1.BÖLÜM

201 10 4
                                    

Tam 3 ay.
Onsuz geçen tam tamına 3 ay.
Belki de hayatımın en iğrenç 3 ayı. En berbat yazı. Ama bu durumdan şikayetçi miyim ? Hayır. Bana kalsa hayatım boyunca böyle olmak isterim ama işte olmuyor. Ailem ve arkadaşlarım sağolsun.
Kapıdan gelen sesle kafamı oraya çevirdim ve her zaman ki gibi bana acıyarak bakan teyzemi gördüm.
-"Asya, teyzem hadi kahvaltı hazır. Aşağı gel. "demesine karşılık yapmacık bi şekilde gülümseyerek kafamı salladım.
Aslında yemicektim. Öyle sofrada oturup, konuşulanları dinliyo gibi yapıp sonra tekrar bu odaya çıkacaktım.
Ayağı kalkıp merdivenlerden aşağı yavaş yavaş indim. Mutfak kapısından teyzemlerin gülüşmelerini duyunca aileyi ne kadar çok sıktığımı üzdüğümü fark ettim.
Ama olmuyor işte. Türkiye'ye dönüp, onunla birlikte büyüdüğüm, eğlendiğim yerlerden tekrar tekrar geçmeye cesaretim yoktu. En azından şimdi.

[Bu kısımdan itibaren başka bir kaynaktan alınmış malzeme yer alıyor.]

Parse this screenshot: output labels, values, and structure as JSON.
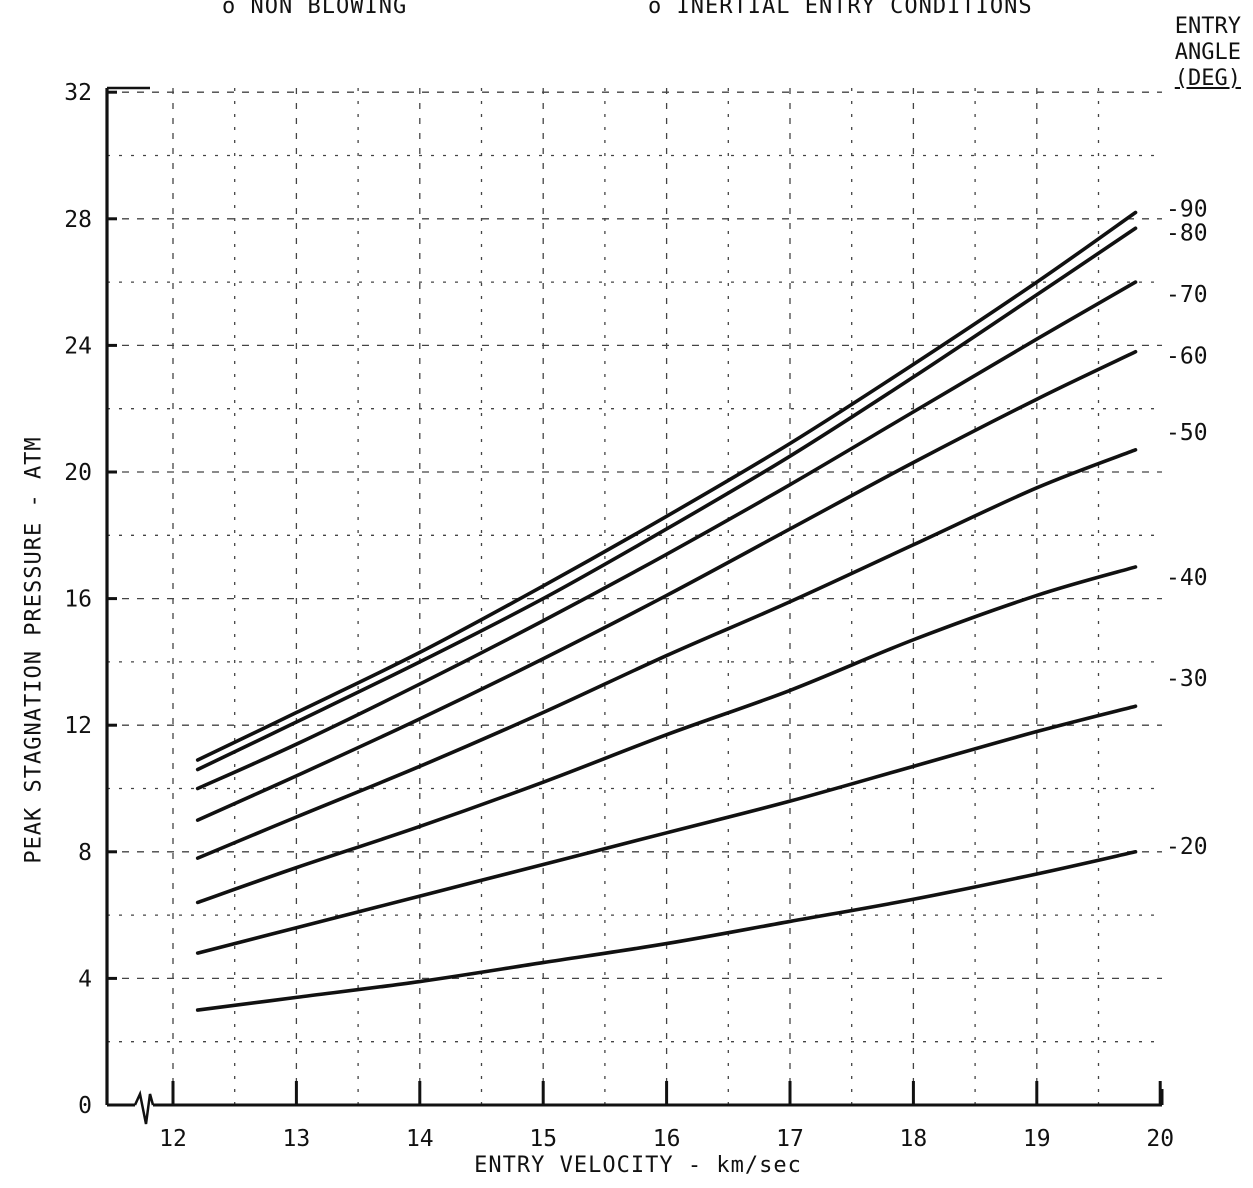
{
  "header": {
    "note_left": "o  NON BLOWING",
    "note_right": "o  INERTIAL ENTRY CONDITIONS",
    "angle_title_1": "ENTRY",
    "angle_title_2": "ANGLE",
    "angle_title_3": "(DEG)"
  },
  "chart_data": {
    "type": "line",
    "title": "",
    "xlabel": "ENTRY VELOCITY - km/sec",
    "ylabel": "PEAK STAGNATION PRESSURE - ATM",
    "xlim": [
      11.5,
      20
    ],
    "ylim": [
      0,
      32
    ],
    "x_ticks": [
      12,
      13,
      14,
      15,
      16,
      17,
      18,
      19,
      20
    ],
    "y_ticks": [
      0,
      4,
      8,
      12,
      16,
      20,
      24,
      28,
      32
    ],
    "grid": true,
    "axis_break": true,
    "legend_title": "ENTRY ANGLE (DEG)",
    "x": [
      12.2,
      13,
      14,
      15,
      16,
      17,
      18,
      19,
      19.8
    ],
    "series": [
      {
        "name": "-90",
        "values": [
          10.9,
          12.4,
          14.3,
          16.4,
          18.6,
          20.9,
          23.4,
          26.0,
          28.2
        ]
      },
      {
        "name": "-80",
        "values": [
          10.6,
          12.1,
          14.0,
          16.0,
          18.2,
          20.5,
          23.0,
          25.6,
          27.7
        ]
      },
      {
        "name": "-70",
        "values": [
          10.0,
          11.4,
          13.3,
          15.3,
          17.4,
          19.6,
          21.9,
          24.2,
          26.0
        ]
      },
      {
        "name": "-60",
        "values": [
          9.0,
          10.4,
          12.2,
          14.1,
          16.1,
          18.2,
          20.3,
          22.3,
          23.8
        ]
      },
      {
        "name": "-50",
        "values": [
          7.8,
          9.1,
          10.7,
          12.4,
          14.2,
          15.9,
          17.7,
          19.5,
          20.7
        ]
      },
      {
        "name": "-40",
        "values": [
          6.4,
          7.5,
          8.8,
          10.2,
          11.7,
          13.1,
          14.7,
          16.1,
          17.0
        ]
      },
      {
        "name": "-30",
        "values": [
          4.8,
          5.6,
          6.6,
          7.6,
          8.6,
          9.6,
          10.7,
          11.8,
          12.6
        ]
      },
      {
        "name": "-20",
        "values": [
          3.0,
          3.4,
          3.9,
          4.5,
          5.1,
          5.8,
          6.5,
          7.3,
          8.0
        ]
      }
    ]
  }
}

Kapıdan içeri girip sandalyeme oturdum. Masadakilere yapmacık gülümsememi yollayıp sanki yiyecek gibi kahvaltılıklara saldırdım. Teyzemin sesiyle kafamı ona çevirdim.
-"Asya, bugün plaja gidelim mi ya da çarşıya, geldiğinden beri birşey yapmıyorsun."düşündüm.
Buraya gelince ne yaptım ben ? Evet hiçbirşey. Tek yaptığım yatmak, ağlamak, dışarı bakmak birazda teyzemin zoruyla yemek yemek bu kadar.
-"Teyze, siz çıkın benim canım istemiyor."dedim.
-Asya, lütfen yeter artık nereye kadar böyle olucaksın ?
-"Gülay, rahat bırak kızı."dedi eniştem.
-Ne rahat bırakması Suat görmüyor musun kız günden güne eriyor.
Kafamı bi teyzeme bi de enişteme dönüyordu. Fark ettim ki bu ailenin benim yüzümden huzuru kalmamıştı. Yavaşça sandalyeden kalkıp;
-"Teyze, biliyorum sizi çok üzüyorum ama elimde olan birşey değil. Seviyorum hem de çok. Ne kadar ölse de benim için ölmedi. Anladım ben sizi teyze. Enişte, uçak biletimi alır mısın ? Türkiye'ye dönüyorum."teyzemin bişey demesine izin vermeden yukarı çıktım.
Zaten hiç durmayan gözyaşlarım tekrardan akmaya başladı. Oturduğum yatağın çöktüğünü hissettim. Kafamı çevirdiğimde teyzemi gördüm. Hiç düşünmeden sarıldım.
-Teyze, özür dilerim. Seni üzmek istemedim ama cidden -hıçkırık- elimde olan birşey -hıçkırık- değil."dedim zorla. Teyzemin saçlarımı okşadığını hissettim.
-"Biliyorum teyzecim biliyorum. Tamam bende seni üzecek şeyler demiş olabilirim ama şu gitme işi ne onu anlamadım ben."teyzeme baktığımda cidden anlamadığını gördüm.
Şöyle bi düşündüm. Gitmek istiyor muydum ? HAYIR. Gitmem gerek mi ? Teyzemlerin huzuru için EVET. Hem zaten Türkiye'de okullar açılmıştı. Yani tabi günleri unutmadıysam. Aslında bi yandan da dönmek istiyordum. Çünkü Burak ve Ezgi'yi cidden çok özlemiştim. Buraya geldiğimden beri onları da aramamıştım. Kendimi biliyorum çünkü. Ben onların sesini duyunca dayanamayıp dönecektim. Ama dönmekte istemiyordum ki. Şuna ana kadar. Teyzeme döndüm.
-"Artık gitmem gerek teyze. Nereye kadar kaçabilirim ki ?"dedim buruk bir gülümsemeyle. Sanki beni anlamış gibi sadece suratıma baktı. Başka birşey demedi. Yavaşça yataktan kalkıp kapıya ilerlerken;
-"Tamam o zaman ben enişteme söyleyeyim. Uçak biletini alsın."denecek birşey yoktu ki. Sadece kafamı sallamakla yetindim.